Golson readily admits he does not like the spotlight, but if the sophomore pianist from Myrtle Beach can lead the No. 1 Irish to a victory over Alabama in Monday night's national championship game, he may no longer be able to avoid it.
This time last season, Golson had spent the majority of his time on the scout team and did not play in a game. The experience humbled him, he said, and forced him to "reassess" everything about himself as a player.
The results, his coaches and teammates say, speak for themselves. Golson has played in 11 games, with 10 starts, passing for 2,135 yards, 11 touchdowns and just five interceptions. He has rushed for 305 yards.

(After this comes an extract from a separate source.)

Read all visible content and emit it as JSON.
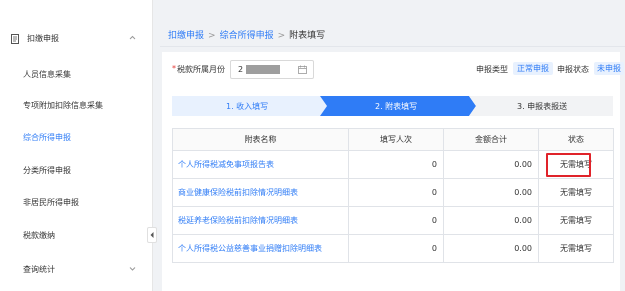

"I think it's just been steady improvement as the year has gone on," offensive coordinator Chuck Martin said. "The difficult thing but the nice thing for him is he got thrown in the fire right away. When you come out and you play three Big Ten teams your first four games and two or three huge rivals your first four games, he didn't get to ease into this thing like some young quarterbacks do, so he got put in a bunch of different situations."
But the situation Monday night will be like none other. When Golson squares off against an Alabama defense ranked No. 1 in Division I-A, how will he fare on the biggest stage of all?

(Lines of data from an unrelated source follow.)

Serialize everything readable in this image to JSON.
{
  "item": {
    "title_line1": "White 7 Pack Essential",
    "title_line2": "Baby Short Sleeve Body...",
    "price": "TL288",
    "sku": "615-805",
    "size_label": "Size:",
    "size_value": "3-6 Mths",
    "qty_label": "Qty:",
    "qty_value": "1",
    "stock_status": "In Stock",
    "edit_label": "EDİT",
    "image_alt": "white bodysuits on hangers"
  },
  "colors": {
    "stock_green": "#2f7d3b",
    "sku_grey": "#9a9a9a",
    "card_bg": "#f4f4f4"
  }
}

"Well, it is a big stage, but I think just the person that I am doesn't really — I don't ride the wave too much," Golson said. "I'm kind of just focused on what's played between the yard lines, what's played on the field. Can't really focus on everything that's off the field because that's out of my control."
His teammates believe Golson will be more than up to the challenge.
"He's been prepared well, he's had a great month of preparation and I think he will do just fine," tight end Tyler Eifert said. "He's gotten a lot better. Anytime you're a young quarterback and you get some more time and start, you're going to get better and get more experience. I think he's taken the coaching better from the coaches and understanding what they're looking for in the offense, and that's really helped him."